Duell der besonderen Art

Welzmüllers voller Vorfreude: "Ganze Familie ist heiß"

Drei Brüder, drei Fußballer: (v.l.) Josef, Maximilian und Lukas Welzmüller am heimischen Ammersee. Foto: Archiv rmf

Es ist ein Duell der ganz besonderen Art. Josef Welzmüller, Kapitän der SpVgg Unterhaching, trifft am Samstag beim Auswärtsspiel in Aalen auf seinen Drillingsbruder Maximilian. Zum ersten Mal in seiner Profikarriere, die einst in der Jugend beim SV Inning gemeinsam begann.

Die Gefühlslage bei Welzmüller ist daher hörbar: Aufgeregt. Erstmals gegen seinen Bruder zu spielen, eine eher spannende oder komische Situation? „Beides“, sagt der 27-Jährige, „die Vorfreude ist schon riesig. Vor allem hätte ich nie gedacht, dass wir uns mal auf Augenhöhe begegnen.“

Der Weg der beiden, die als Kinder zusammen mit dem dritten Drillingsbruder Lukas gleich drei Kicker in der Familie stellten, schien eher so vorgezeichnet: „Max war immer der Fußballer, bei mir war’s eher der akademische Weg.“ Doch es kam viele Jahre später anders.

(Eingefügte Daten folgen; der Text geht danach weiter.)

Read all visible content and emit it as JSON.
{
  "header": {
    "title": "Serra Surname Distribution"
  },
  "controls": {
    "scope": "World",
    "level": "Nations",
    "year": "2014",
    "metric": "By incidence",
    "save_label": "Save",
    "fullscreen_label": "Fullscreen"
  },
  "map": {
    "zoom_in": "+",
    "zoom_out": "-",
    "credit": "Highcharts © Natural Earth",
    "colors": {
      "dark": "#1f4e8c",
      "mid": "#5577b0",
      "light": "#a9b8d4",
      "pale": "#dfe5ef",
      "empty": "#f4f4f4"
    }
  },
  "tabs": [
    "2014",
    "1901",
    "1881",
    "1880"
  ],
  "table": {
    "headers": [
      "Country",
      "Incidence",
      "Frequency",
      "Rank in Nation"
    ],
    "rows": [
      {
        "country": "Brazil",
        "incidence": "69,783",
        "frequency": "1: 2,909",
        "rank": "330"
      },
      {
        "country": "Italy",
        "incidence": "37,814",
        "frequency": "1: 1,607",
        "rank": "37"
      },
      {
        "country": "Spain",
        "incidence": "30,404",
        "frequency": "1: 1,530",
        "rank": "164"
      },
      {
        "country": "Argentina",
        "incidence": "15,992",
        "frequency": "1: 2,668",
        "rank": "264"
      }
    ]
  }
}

Alle drei Welzmüllers wurden Fußballer, spielten in Inning, dann beim SC Fürstenfeldbruck. Schließlich trennten sich die Wege. Lukas blieb im Amateurbereich, steht heute beim Landesligisten SV Mering im Tor. Maximilian ging zu 1860, schnupperte erste Profiluft beim FSV Frankfurt und in Fürth. Den Durchbruch schaffte er dann bei der SpVgg Unterhaching. 68 Drittliga-Spiele bestritt er zwischen 2012 und 2014, war auch Kapitän der Hachinger – und wechselte just nach Aalen, als sein Bruder Josef vom SV Heimstetten in den Sportpark kam. Und der nächste Welzmüller wurde, der den Schritt ins Profigeschäft meisterte – und auch Kapitän der SpVgg wurde. Dass sie sich erstmals auf dem Platz begegnen, ist nicht erst seit kurzem ein Gesprächsthema: „Seit wir aufgestiegen sind, reden wir nur noch darüber“, berichtete Josef, „alle in der Familie sind heiß.“

Nun steht vor dem Aufeinandertreffen am Wochenende Josef in der Tabelle der Dritten Liga als Tabellen-Fünfter kurioserweise sogar vor seinem ältesten Bruder Maximilian und dem VfR Aalen (Elfter). „Die Favoritenrolle wollen wir nicht unbedingt auf uns nehmen“, sagt der Hachinger Kapitän, „aber einen leichten Vorteil haben wir natürlich schon.“ Und nach Rücksprache mit seinem Bruder, der die jüngste Heimpleite der SpVgg gegen Paderborn selbst im Sportpark verfolgt hatte, fügt er hinzu: „Max gibt zu, dass das für Aalen kein leichtes Spiel wird. Er kennt Haching ja auch und hat viele Spiele von uns gesehen.“

Bleibt bei den Welzmüllers noch ein Traum offen: Dass sie einmal wieder seit Jugendtagen zusammen auf dem Platz stehen. „Das wird auf jeden Fall nach der Profikarriere passieren“, verrät der Unterhachinger Abwehrchef, „dann wollen wir nochmal alle drei zusammen beim SV Inning spielen. Aber natürlich wäre auch vorher ganz schön. Das wäre die Krönung.“ Ist das auch realistisch? „Dann käme jedenfalls eher Unterhaching in Frage als Aalen“, grinst Josef, „Max liebäugelt auf Dauer schon damit, wieder in die Heimat zu kommen.“

Vorerst allerdings sind die beiden Gegner: Am Samstag in Aalen treffen 156 Drittliga-Einsätze auf 30. Üblicherweise gilt bei guten Freunden oder sogar Geschwistern die Ansage, dass für 90 Minuten die Freundschaft ruht. Im Falle Welzmüller klingt es irgendwie anders. Natürlich will jeder mit seinem Team gewinnen, aber es klingt etwas ganz anderes durch. Trotz ihrer 27 Jahre und einiger Spielzeiten im Profifußball sind sie vor dem Spiel am Samstag vor allem eines: Aufgeregt – wie damals als Kinder in Inning.